La gouvernance de l’Espace éthique Alzheimer est assurée par un Comité de pilotage qui adosse ses décisions stratégiques aux avis d’un Conseil scientifique et à la consultation régulière des membres du réseau de compétences qui s’est constitué à travers les années. Le directeur de l’Espace éthique Alzheimer rend compte tous les mois des avancées des mesures qui lui ont été confiées (mesures 38 à 42 du Plan Alzheimer) dans le cadre du Comité de pilotage du Plan.

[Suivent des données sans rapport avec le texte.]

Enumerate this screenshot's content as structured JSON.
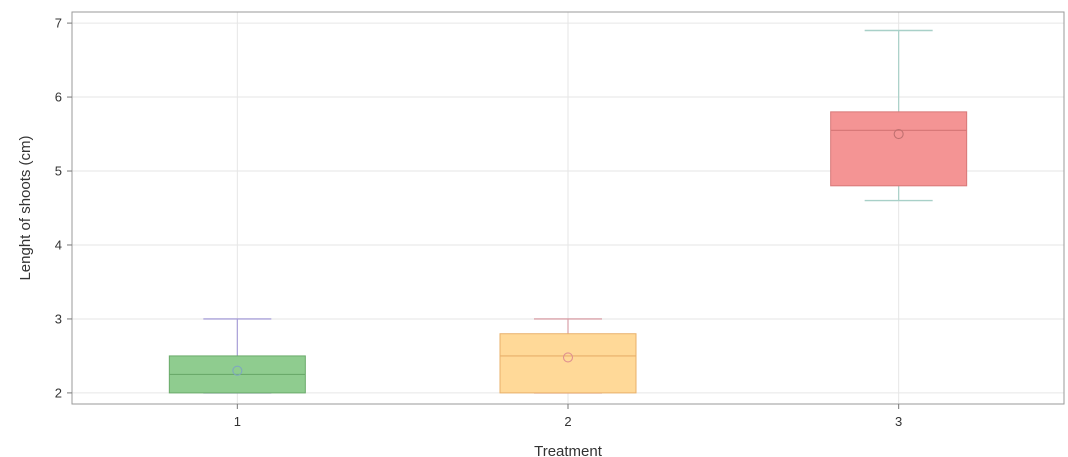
{
  "chart_data": {
    "type": "box",
    "xlabel": "Treatment",
    "ylabel": "Lenght of shoots (cm)",
    "ylim": [
      1.85,
      7.15
    ],
    "yticks": [
      2,
      3,
      4,
      5,
      6,
      7
    ],
    "grid": true,
    "categories": [
      "1",
      "2",
      "3"
    ],
    "boxes": [
      {
        "category": "1",
        "min": 2.0,
        "q1": 2.0,
        "median": 2.25,
        "q3": 2.5,
        "max": 3.0,
        "mean": 2.3,
        "color": "#8fcc8f",
        "stroke": "#6aaa6a",
        "whisker": "#a9a0d8",
        "mean_color": "#7fa7c0"
      },
      {
        "category": "2",
        "min": 2.0,
        "q1": 2.0,
        "median": 2.5,
        "q3": 2.8,
        "max": 3.0,
        "mean": 2.48,
        "color": "#ffd998",
        "stroke": "#e8b06a",
        "whisker": "#d8a0a8",
        "mean_color": "#e09090"
      },
      {
        "category": "3",
        "min": 4.6,
        "q1": 4.8,
        "median": 5.55,
        "q3": 5.8,
        "max": 6.9,
        "mean": 5.5,
        "color": "#f49494",
        "stroke": "#d87878",
        "whisker": "#a8d0c8",
        "mean_color": "#c07070"
      }
    ]
  }
}
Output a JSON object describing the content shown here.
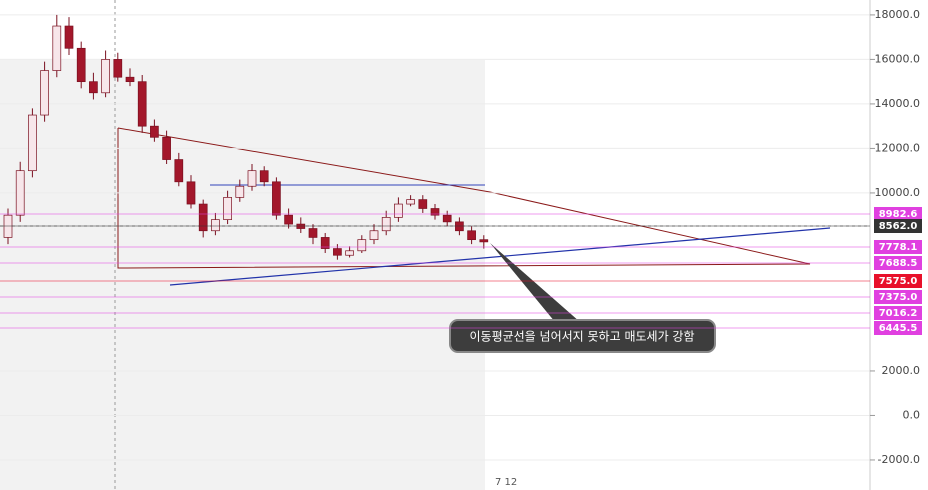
{
  "chart_data": {
    "type": "candlestick",
    "ylim": [
      -3350,
      18670
    ],
    "yticks": [
      {
        "value": 18000,
        "label": "18000.0"
      },
      {
        "value": 16000,
        "label": "16000.0"
      },
      {
        "value": 14000,
        "label": "14000.0"
      },
      {
        "value": 12000,
        "label": "12000.0"
      },
      {
        "value": 10000,
        "label": "10000.0"
      },
      {
        "value": 2000,
        "label": "2000.0"
      },
      {
        "value": 0,
        "label": "0.0"
      },
      {
        "value": -2000,
        "label": "-2000.0"
      }
    ],
    "grid": true,
    "up_color": "#f7e6ea",
    "down_color": "#a3172b",
    "open": [
      8000,
      9000,
      11000,
      13500,
      15500,
      17500,
      16500,
      15000,
      14500,
      16000,
      15200,
      15000,
      13000,
      12500,
      11500,
      10500,
      9500,
      8300,
      8800,
      9800,
      10300,
      11000,
      10500,
      9000,
      8600,
      8400,
      8000,
      7500,
      7200,
      7400,
      7900,
      8300,
      8900,
      9500,
      9700,
      9300,
      9000,
      8700,
      8300,
      7900
    ],
    "high": [
      9300,
      11400,
      13800,
      15900,
      18000,
      17900,
      16800,
      15400,
      16400,
      16300,
      15600,
      15300,
      13300,
      12800,
      11800,
      10800,
      9700,
      9100,
      10100,
      10600,
      11300,
      11200,
      10700,
      9300,
      8900,
      8600,
      8200,
      7700,
      7600,
      8100,
      8600,
      9200,
      9800,
      9900,
      9900,
      9500,
      9200,
      8900,
      8500,
      8100
    ],
    "low": [
      7700,
      8700,
      10700,
      13200,
      15200,
      16200,
      14700,
      14200,
      14300,
      15000,
      14800,
      12700,
      12300,
      11300,
      10300,
      9300,
      8000,
      8100,
      8600,
      9600,
      10100,
      10300,
      8800,
      8400,
      8200,
      7700,
      7300,
      7000,
      7100,
      7300,
      7700,
      8100,
      8700,
      9400,
      9100,
      8800,
      8500,
      8100,
      7700,
      7500
    ],
    "close": [
      9000,
      11000,
      13500,
      15500,
      17500,
      16500,
      15000,
      14500,
      16000,
      15200,
      15000,
      13000,
      12500,
      11500,
      10500,
      9500,
      8300,
      8800,
      9800,
      10300,
      11000,
      10500,
      9000,
      8600,
      8400,
      8000,
      7500,
      7200,
      7400,
      7900,
      8300,
      8900,
      9500,
      9700,
      9300,
      9000,
      8700,
      8300,
      7900,
      7800
    ],
    "price_labels": [
      {
        "label": "8982.6",
        "color": "#e040e0"
      },
      {
        "label": "8562.0",
        "color": "#333333"
      },
      {
        "label": "7778.1",
        "color": "#e040e0"
      },
      {
        "label": "7688.5",
        "color": "#e040e0"
      },
      {
        "label": "7575.0",
        "color": "#e8102a"
      },
      {
        "label": "7375.0",
        "color": "#e040e0"
      },
      {
        "label": "7016.2",
        "color": "#e040e0"
      },
      {
        "label": "6445.5",
        "color": "#e040e0"
      }
    ],
    "annotation": "이동평균선을 넘어서지 못하고 매도세가 강함",
    "corner_note": "7 12"
  }
}
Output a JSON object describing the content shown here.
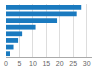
{
  "chart_data": {
    "type": "bar",
    "orientation": "horizontal",
    "categories": [
      null,
      null,
      null,
      null,
      null,
      null,
      null,
      null
    ],
    "values": [
      28.0,
      26.3,
      19.0,
      11.0,
      6.0,
      4.5,
      2.8,
      1.5
    ],
    "color": "#1a7abf",
    "xlim": [
      0,
      32
    ],
    "xticks": [
      0,
      5,
      10,
      15,
      20,
      25,
      30
    ],
    "grid": true,
    "tick_labels": "x"
  }
}
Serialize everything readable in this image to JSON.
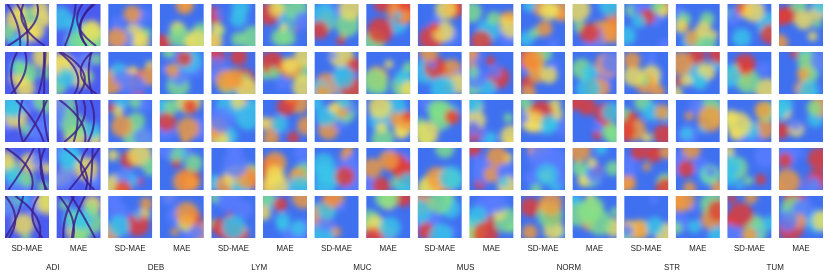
{
  "columns": [
    "SD-MAE",
    "MAE",
    "SD-MAE",
    "MAE",
    "SD-MAE",
    "MAE",
    "SD-MAE",
    "MAE",
    "SD-MAE",
    "MAE",
    "SD-MAE",
    "MAE",
    "SD-MAE",
    "MAE",
    "SD-MAE",
    "MAE"
  ],
  "groups": [
    "ADI",
    "DEB",
    "LYM",
    "MUC",
    "MUS",
    "NORM",
    "STR",
    "TUM"
  ]
}
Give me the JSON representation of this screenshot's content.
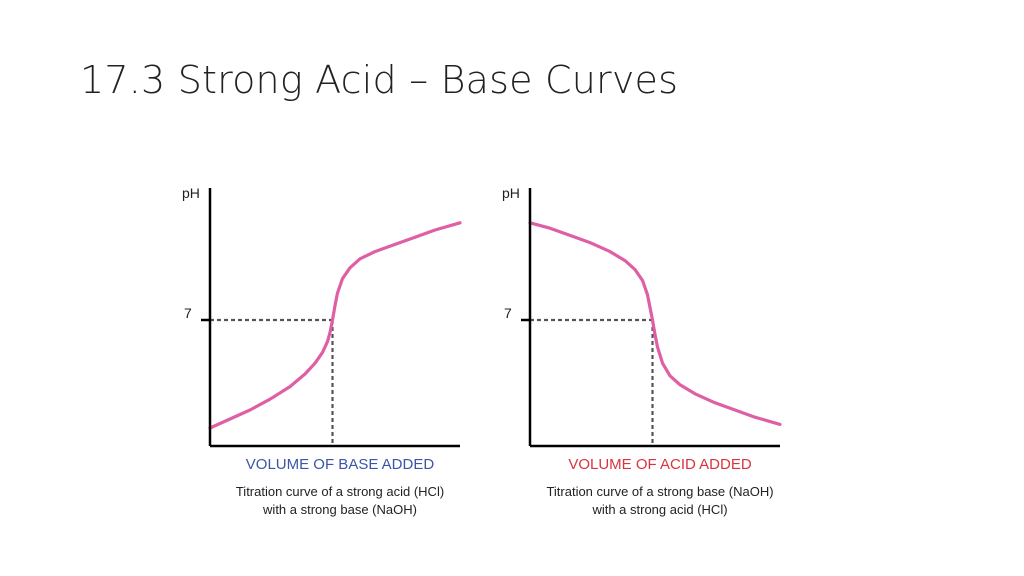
{
  "slide": {
    "title": "17.3 Strong Acid – Base Curves"
  },
  "colors": {
    "curve": "#df5fa4",
    "axis": "#000000",
    "guide": "#555555",
    "base_label": "#3a56a6",
    "acid_label": "#d8343f"
  },
  "chart_data": [
    {
      "type": "line",
      "title": "",
      "ylabel": "pH",
      "xlabel": "VOLUME OF BASE ADDED",
      "caption_lines": [
        "Titration curve of a strong acid (HCl)",
        "with a strong base (NaOH)"
      ],
      "y_ticks": [
        {
          "value": 7,
          "label": "7"
        }
      ],
      "equivalence": {
        "x": 0.49,
        "y": 7
      },
      "ylim": [
        0,
        14
      ],
      "xlim": [
        0,
        1
      ],
      "grid": false,
      "series": [
        {
          "x": [
            0.0,
            0.08,
            0.16,
            0.24,
            0.32,
            0.38,
            0.42,
            0.45,
            0.47,
            0.48,
            0.49,
            0.5,
            0.51,
            0.53,
            0.56,
            0.6,
            0.66,
            0.74,
            0.82,
            0.9,
            1.0
          ],
          "y": [
            1.0,
            1.5,
            2.0,
            2.6,
            3.3,
            4.0,
            4.6,
            5.2,
            5.8,
            6.3,
            7.0,
            7.8,
            8.5,
            9.3,
            9.9,
            10.4,
            10.8,
            11.2,
            11.6,
            12.0,
            12.4
          ]
        }
      ]
    },
    {
      "type": "line",
      "title": "",
      "ylabel": "pH",
      "xlabel": "VOLUME OF ACID ADDED",
      "caption_lines": [
        "Titration curve of a strong base (NaOH)",
        "with a strong acid (HCl)"
      ],
      "y_ticks": [
        {
          "value": 7,
          "label": "7"
        }
      ],
      "equivalence": {
        "x": 0.49,
        "y": 7
      },
      "ylim": [
        0,
        14
      ],
      "xlim": [
        0,
        1
      ],
      "grid": false,
      "series": [
        {
          "x": [
            0.0,
            0.08,
            0.16,
            0.24,
            0.32,
            0.38,
            0.42,
            0.45,
            0.47,
            0.48,
            0.49,
            0.5,
            0.51,
            0.53,
            0.56,
            0.6,
            0.66,
            0.74,
            0.82,
            0.9,
            1.0
          ],
          "y": [
            12.4,
            12.1,
            11.7,
            11.3,
            10.8,
            10.3,
            9.8,
            9.2,
            8.4,
            7.7,
            7.0,
            6.2,
            5.5,
            4.6,
            3.9,
            3.4,
            2.9,
            2.4,
            2.0,
            1.6,
            1.2
          ]
        }
      ]
    }
  ]
}
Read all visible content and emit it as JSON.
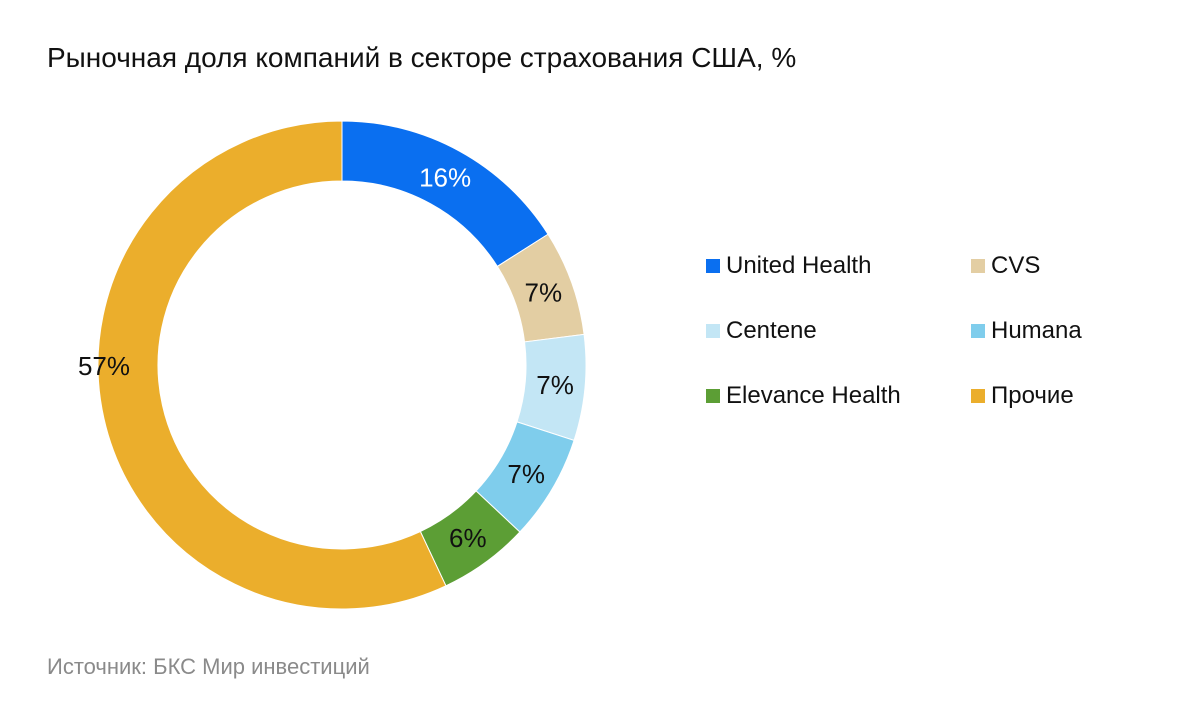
{
  "chart_data": {
    "type": "pie",
    "variant": "donut",
    "title": "Рыночная доля компаний в секторе страхования США, %",
    "categories": [
      "United Health",
      "CVS",
      "Centene",
      "Humana",
      "Elevance Health",
      "Прочие"
    ],
    "values": [
      16,
      7,
      7,
      7,
      6,
      57
    ],
    "labels": [
      "16%",
      "7%",
      "7%",
      "7%",
      "6%",
      "57%"
    ],
    "colors": [
      "#0a6ff0",
      "#e3cea3",
      "#c3e6f5",
      "#7fcdec",
      "#5c9e35",
      "#ebae2c"
    ],
    "label_colors": [
      "#ffffff",
      "#111111",
      "#111111",
      "#111111",
      "#111111",
      "#111111"
    ],
    "legend_position": "right",
    "start_angle_deg": 0,
    "direction": "clockwise"
  },
  "source": "Источник: БКС Мир инвестиций"
}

Le plan Alzheimer 2008-2012 a ainsi permis de valider, par une évaluation méthodique basée sur des indicateurs strictement définis, l’effectivité d’une telle structure au plan national, mais également dans une perspective européenne.

 

 

L’Espace éthique Alzheimer contribue à l’échange d’expériences et de savoirs en proposant des événements nationaux et régionaux ainsi que formations universitaires dans le cadre de différents partenariats dont deux apparaissent particulièrement significatifs : l’association France Alzheimer et la Fondation Médéric Alzheimer. Il contribue à la mise à disposition de ressources d’information et de documents de référence sur un site dédié[1]. Il a également pour fonction de sensibiliser la société aux solidarités indispensables à l’égard des personnes vulnérables dans la maladie, de favoriser l’évolution des représentations souvent péjoratives attachées aux maladies qui affectent la personne dans sa faculté d’exprimer ses préférences, d’affirmer son identité, de maintenir sa position sociale.

L’Espace éthique Alzheimer peut être sollicité par des instances publiques afin d’instruire des questions spécifiques susceptibles d’être éclairées par une réflexion éthique. Depuis sa mise en place fin 2010, l’Espace national de réflexion éthique sur la maladie d’Alzheimer a ainsi engagé une réflexion visant à mieux qualifier les enjeux éthiques spécifiques à la maladie d’Alzheimer et aux maladies neurologiques dégénératives apparentées. Il a organisé les premières phases de sa réflexion en répondant aux demandes formulées dans le plan Alzheimer 2008-2012, notamment :

 

- Statut juridique de la personne atteinte d’une maladie d’Alzheimer vivant en établissement (décembre 2010) ; - synthèse du workshop -

- Éthique, technologie et maladie d’Alzheimer ou apparentée (avril 2011)

- Éthique et gestion des cas (juin 2011) ;

- Université d’été Alzheimer éthique et société « Choisir et décider ensemble » (septembre 2011, Aix-en-Provence) ; - voir la page dédiée -

- Respect de la personne en établissement, de sa sphère privée et confidentialité (novembre 2011) ;

- Colloque national  « La maladie d’Alzheimer et les nouvelles technologies : enjeux éthiques et questions de société » (décembre 2011, Cité des sciences et de l’industrie).

Le site de l'Espace éthique Alzheimer témoigne de la diversité des initiatives développée au cours de l’année au plan national.